While “[t]here must be a congruence and proportionality between the injury to be prevented or remedied and the means adopted to that end,” I am struck by the implied presence of that strange combination of tilde and “equal” sign used to match up triangles that can be transformed into one another through rotation (). City of Boerne v. Flores, 521 U.S. 507, 520 (1997). Here, injuries are being rotated into remedies, but as with the submerged twisting of tort, accessible only via etymology, we are once again unknowingly held prisoner by the tropical in a legal power play.

Conclusion: Sophistic Pleasures

The metaphorical is our friend, if only because it is the gateway to the art of persuasion embodied within Socrates’ worst nightmare, the rhetorical. Conservative legal scholar Lino A. Graglia clarifies this point within a juristic context in his review of Richard Posner’s Law and Literature: A Misunderstood Relation. As Graglia explains, quoting Posner, “judicial opinions and legal briefs resemble literary texts, in ‘being highly rhetorical rather than coolly expository.’” Lina A. Graglia, Book Review: Law and Literature: A Misunderstood Relation, 6 Constitutional Commentary 437 (1989).
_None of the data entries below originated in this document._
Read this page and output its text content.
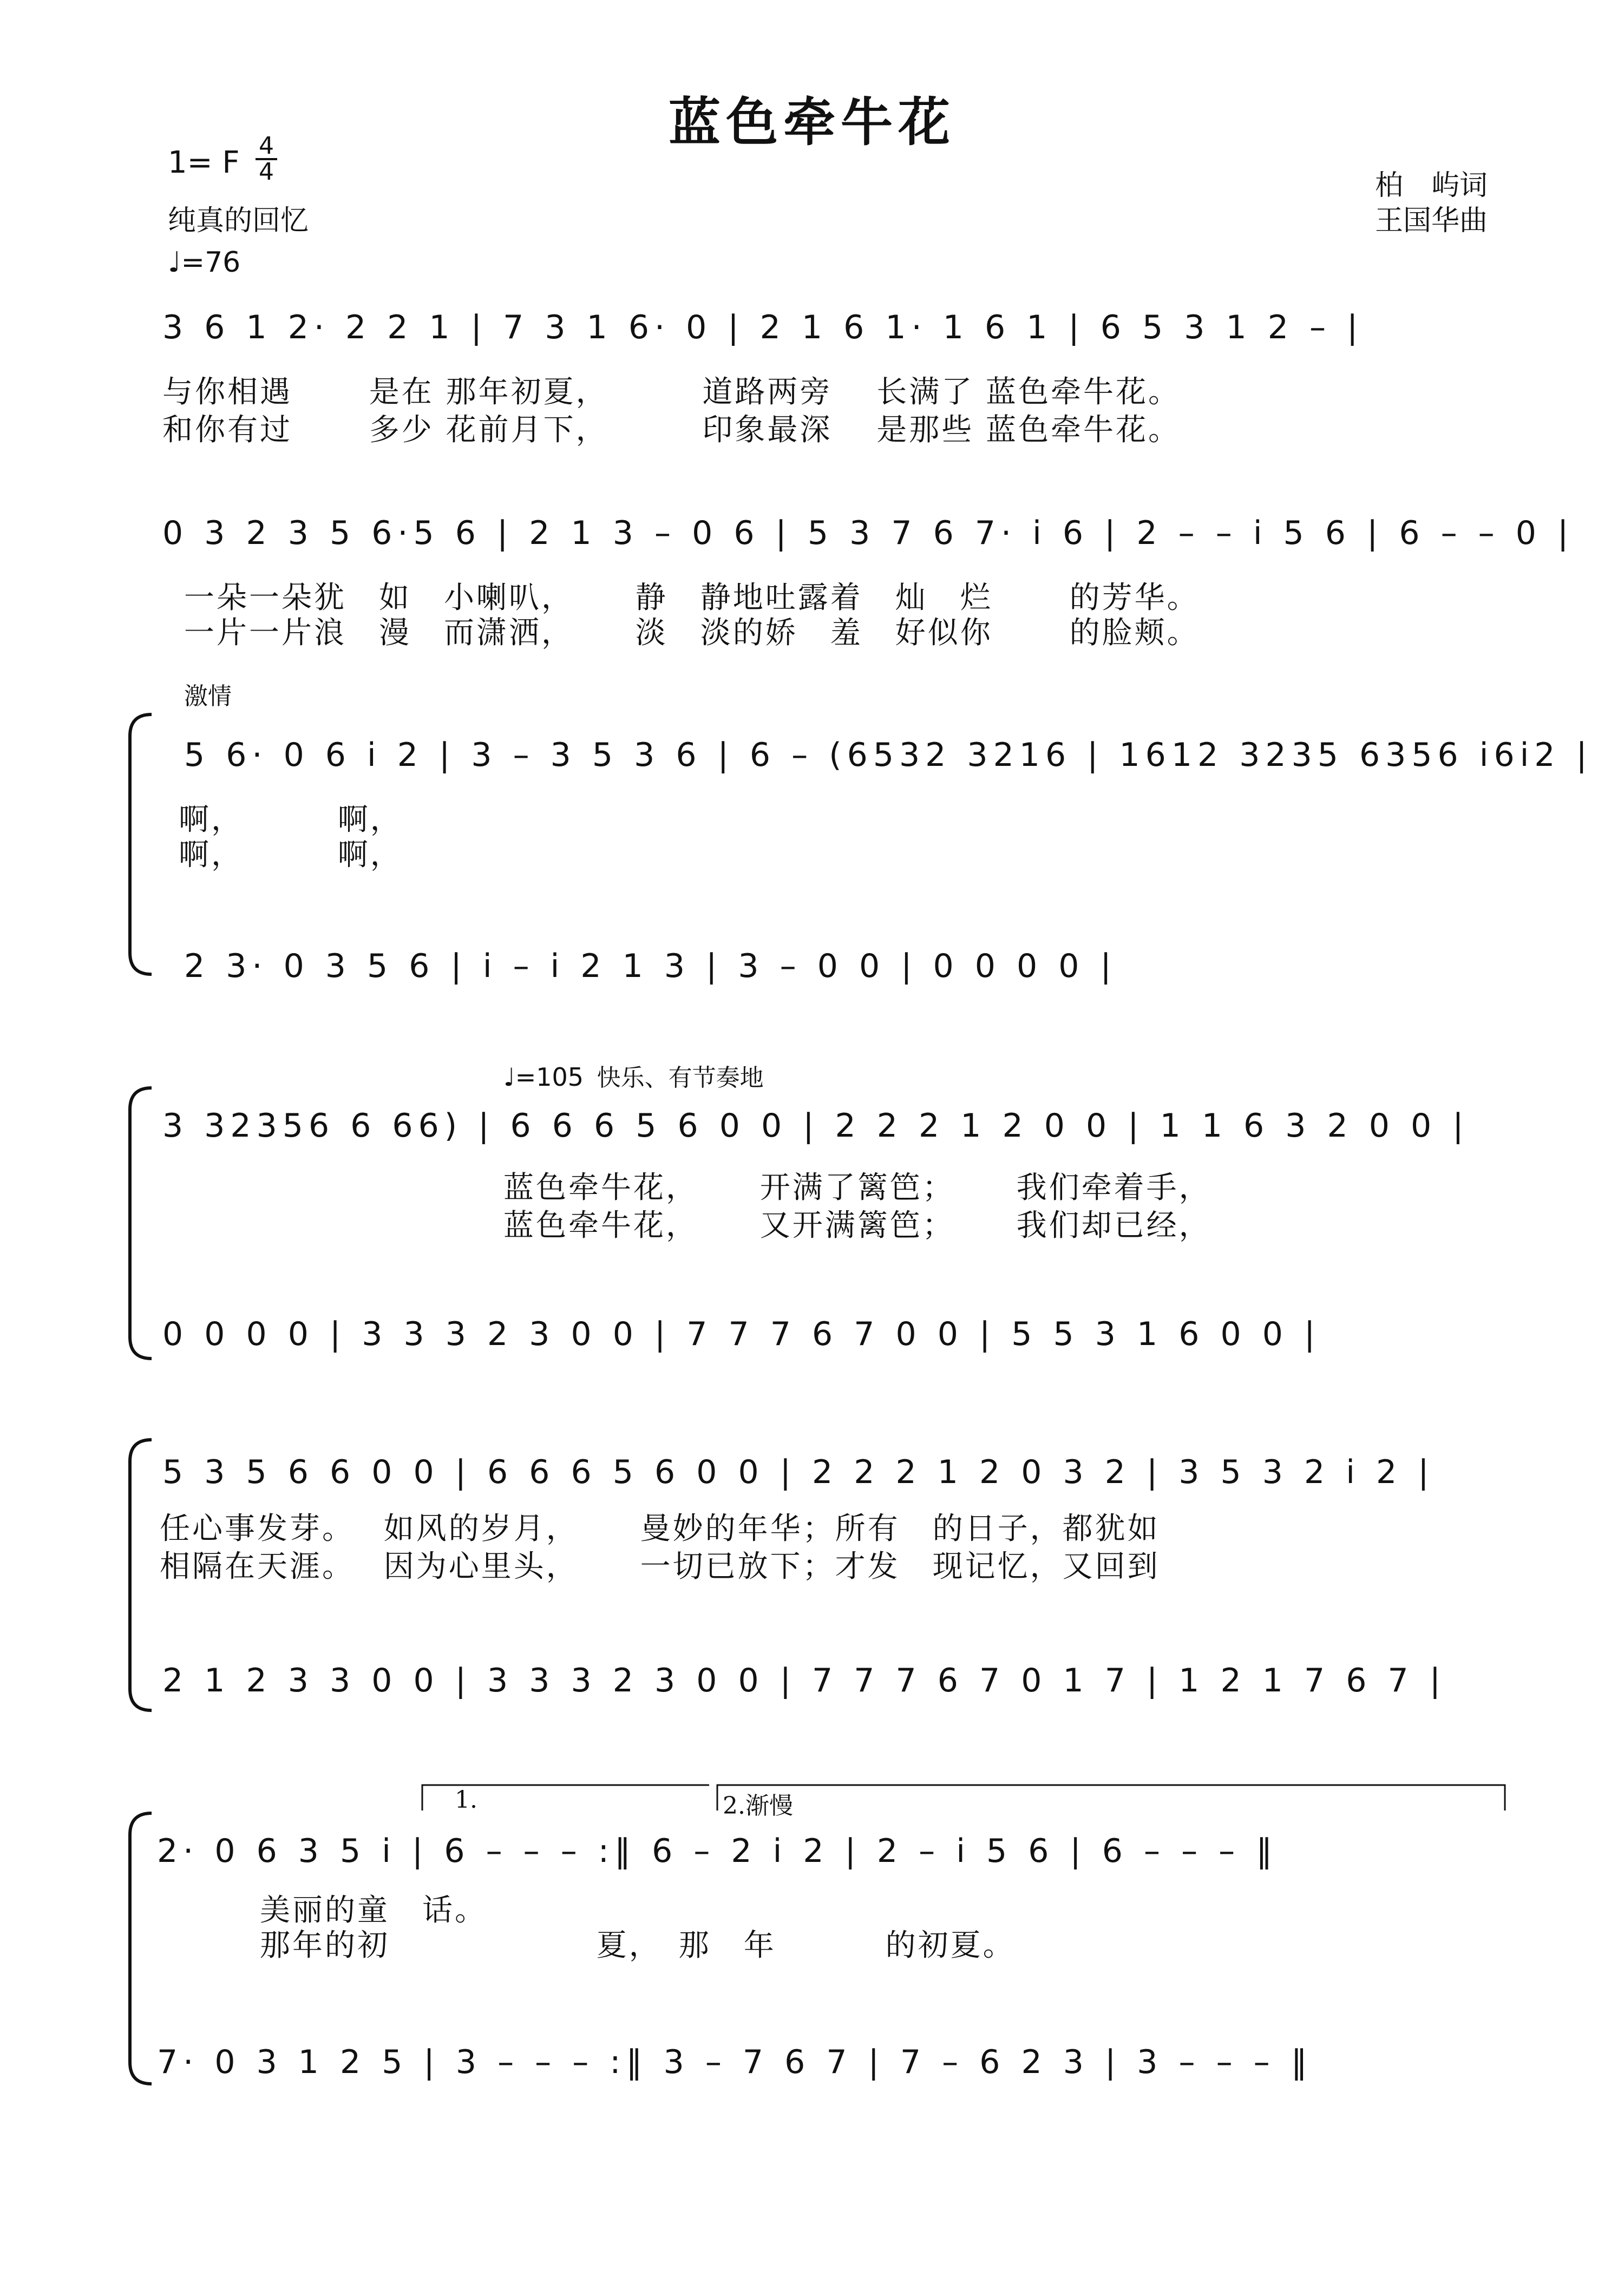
蓝色牵牛花
1= F 4
4
纯真的回忆
♩=76
柏　屿词
王国华曲
3 6 1 2· 2 2 1 | 7 3 1 6· 0 | 2 1 6 1· 1 6 1 | 6 5 3 1 2 – |
与你相遇　　 是在 那年初夏，　　　 道路两旁　 长满了 蓝色牵牛花。
和你有过　　 多少 花前月下，　　　 印象最深　 是那些 蓝色牵牛花。
0 3 2 3 5 6·5 6 | 2 1 3 – 0 6 | 5 3 7 6 7· i 6 | 2 – – i 5 6 | 6 – – 0 |
一朵一朵犹　如　小喇叭，　　 静　静地吐露着　灿　烂　　 的芳华。
一片一片浪　漫　而潇洒，　　 淡　淡的娇　羞　好似你　　 的脸颊。
激情
5 6· 0 6 i 2 | 3 – 3 5 3 6 | 6 – (6532 3216 | 1612 3235 6356 i6i2 |
啊，　　　 啊，
啊，　　　 啊，
2 3· 0 3 5 6 | i – i 2 1 3 | 3 – 0 0 | 0 0 0 0 |
♩=105 快乐、有节奏地
3 32356 6 66) | 6 6 6 5 6 0 0 | 2 2 2 1 2 0 0 | 1 1 6 3 2 0 0 |
蓝色牵牛花，　　 开满了篱笆；　　 我们牵着手，
蓝色牵牛花，　　 又开满篱笆；　　 我们却已经，
0 0 0 0 | 3 3 3 2 3 0 0 | 7 7 7 6 7 0 0 | 5 5 3 1 6 0 0 |
5 3 5 6 6 0 0 | 6 6 6 5 6 0 0 | 2 2 2 1 2 0 3 2 | 3 5 3 2 i 2 |
任心事发芽。　 如风的岁月，　　 曼妙的年华；所有　的日子，都犹如
相隔在天涯。　 因为心里头，　　 一切已放下；才发　现记忆，又回到
2 1 2 3 3 0 0 | 3 3 3 2 3 0 0 | 7 7 7 6 7 0 1 7 | 1 2 1 7 6 7 |
1.	2.渐慢
2· 0 6 3 5 i | 6 – – – :‖ 6 – 2 i 2 | 2 – i 5 6 | 6 – – – ‖
美丽的童　话。
那年的初　　　　　　 夏，　那　年　　　 的初夏。
7· 0 3 1 2 5 | 3 – – – :‖ 3 – 7 6 7 | 7 – 6 2 3 | 3 – – – ‖
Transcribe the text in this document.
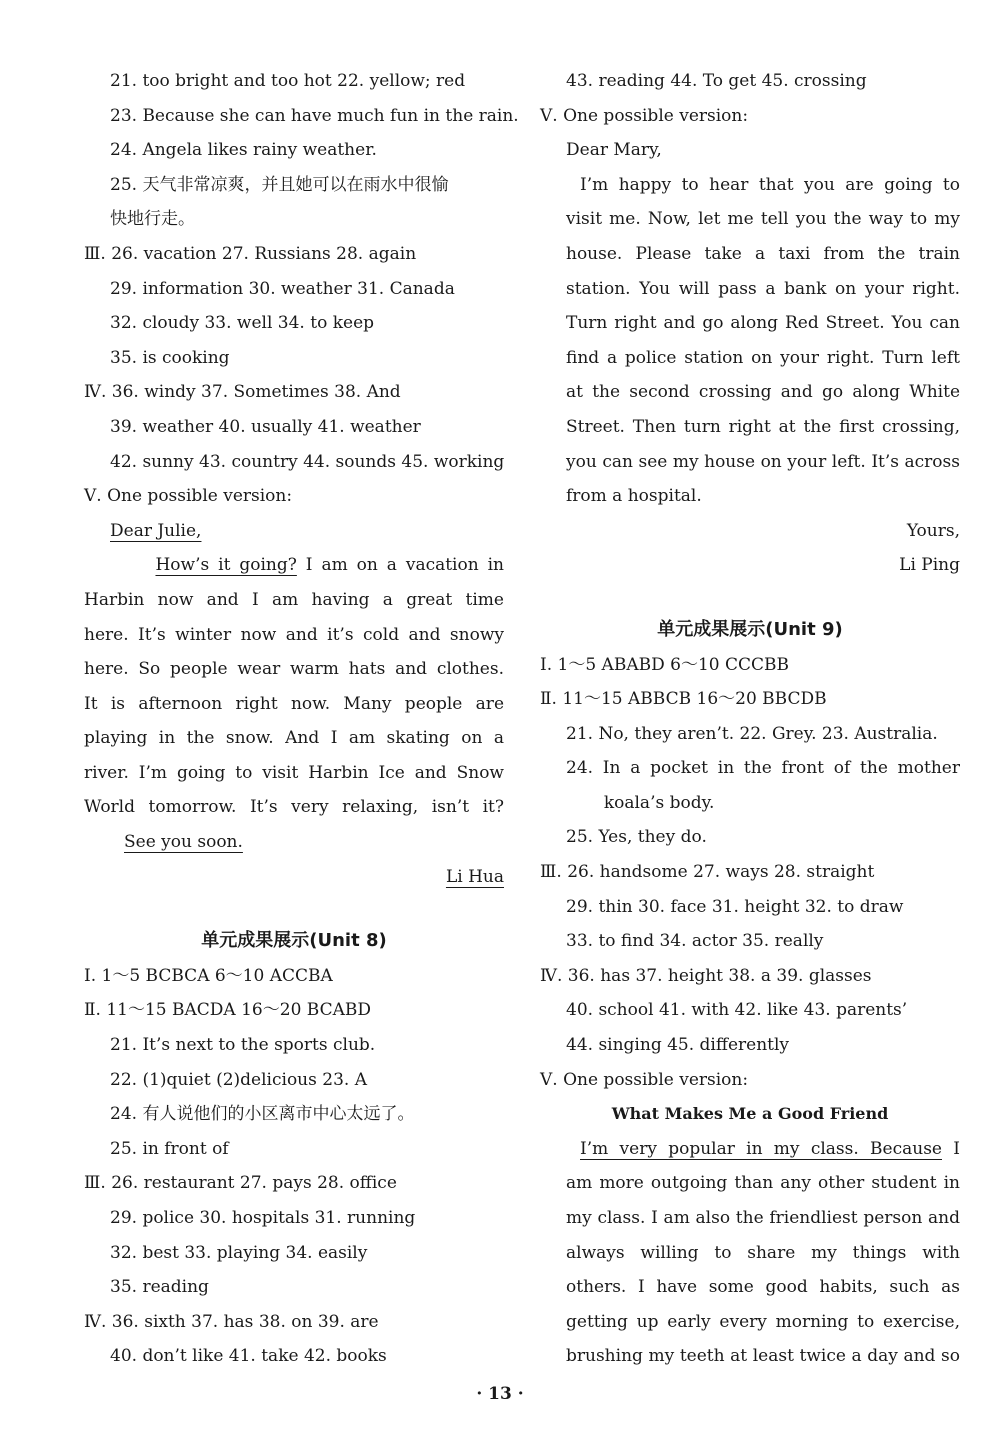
21. too bright and too hot 22. yellow; red
23. Because she can have much fun in the rain.
24. Angela likes rainy weather.
25. 天气非常凉爽，并且她可以在雨水中很愉
快地行走。
Ⅲ. 26. vacation 27. Russians 28. again
29. information 30. weather 31. Canada
32. cloudy 33. well 34. to keep
35. is cooking
Ⅳ. 36. windy 37. Sometimes 38. And
39. weather 40. usually 41. weather
42. sunny 43. country 44. sounds 45. working
Ⅴ. One possible version:
Dear Julie,
How’s it going? I am on a vacation in
Harbin now and I am having a great time
here. It’s winter now and it’s cold and snowy
here. So people wear warm hats and clothes.
It is afternoon right now. Many people are
playing in the snow. And I am skating on a
river. I’m going to visit Harbin Ice and Snow
World tomorrow. It’s very relaxing, isn’t it?
See you soon.
Li Hua
单元成果展示(Unit 8)
Ⅰ. 1～5 BCBCA 6～10 ACCBA
Ⅱ. 11～15 BACDA 16～20 BCABD
21. It’s next to the sports club.
22. (1)quiet (2)delicious 23. A
24. 有人说他们的小区离市中心太远了。
25. in front of
Ⅲ. 26. restaurant 27. pays 28. office
29. police 30. hospitals 31. running
32. best 33. playing 34. easily
35. reading
Ⅳ. 36. sixth 37. has 38. on 39. are
40. don’t like 41. take 42. books
43. reading 44. To get 45. crossing
Ⅴ. One possible version:
Dear Mary,
I’m happy to hear that you are going to
visit me. Now, let me tell you the way to my
house. Please take a taxi from the train
station. You will pass a bank on your right.
Turn right and go along Red Street. You can
find a police station on your right. Turn left
at the second crossing and go along White
Street. Then turn right at the first crossing,
you can see my house on your left. It’s across
from a hospital.
Yours,
Li Ping
单元成果展示(Unit 9)
Ⅰ. 1～5 ABABD 6～10 CCCBB
Ⅱ. 11～15 ABBCB 16～20 BBCDB
21. No, they aren’t. 22. Grey. 23. Australia.
24. In a pocket in the front of the mother
koala’s body.
25. Yes, they do.
Ⅲ. 26. handsome 27. ways 28. straight
29. thin 30. face 31. height 32. to draw
33. to find 34. actor 35. really
Ⅳ. 36. has 37. height 38. a 39. glasses
40. school 41. with 42. like 43. parents’
44. singing 45. differently
Ⅴ. One possible version:
What Makes Me a Good Friend
I’m very popular in my class. Because I
am more outgoing than any other student in
my class. I am also the friendliest person and
always willing to share my things with
others. I have some good habits, such as
getting up early every morning to exercise,
brushing my teeth at least twice a day and so
· 13 ·
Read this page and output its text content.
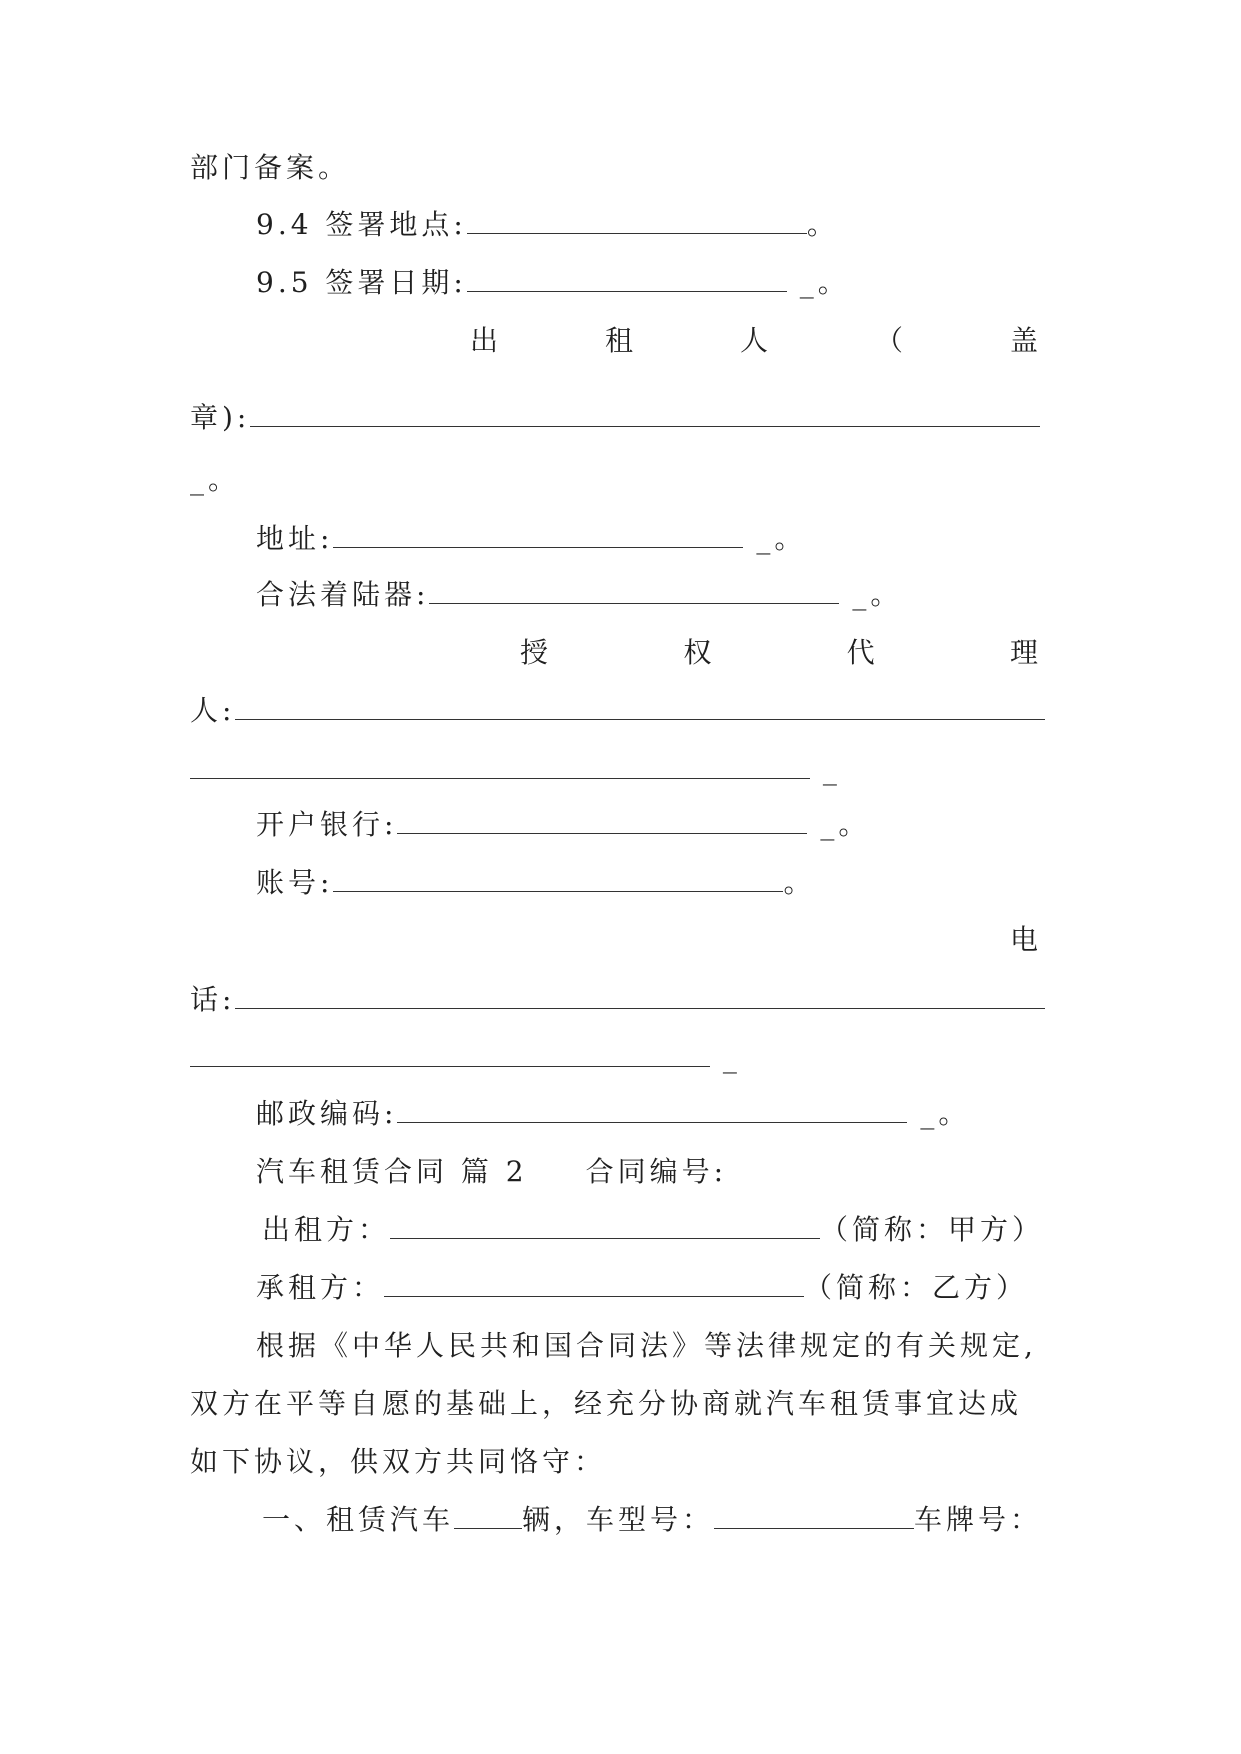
部门备案。
9.4 签署地点:	。
9.5 签署日期:	_。
出	租	人	（	盖
章):
_。
地址:	_。
合法着陆器:	_。
授	权	代	理
人:
_
开户银行:	_。
账号:	。
电
话:
_
邮政编码:	_。
汽车租赁合同 篇 2 合同编号:
出租方：	（简称：甲方）
承租方：	（简称：乙方）
根据《中华人民共和国合同法》等法律规定的有关规定,
双方在平等自愿的基础上，经充分协商就汽车租赁事宜达成
如下协议，供双方共同恪守：
一、租赁汽车 辆，车型号：	车牌号：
Although it would most likely horrify Graglia, I interpret his reading of Posner, father of Law and Oikos, to mean that, ultimately, Law is not on the side of geometry, but is, in fact, deeply sophistic, the place where metaphor and other tropical devices furtively conceal themselves so that we might hoodwink others (and ourselves) into believing the law were crystal clear, referential, and hence on the side of truth, when it is really an ally to the shenanigans of fantasy and play, which relentlessly structure power.   


  1. KABOOM CASE comes directly from the wonderfully insouciant pedagogy of GGU law professor Paul Kibel, who classifies Goodyear among a typology of CivPro cases involving famous explosions that changed the law (another would be Gray v. American Radiator).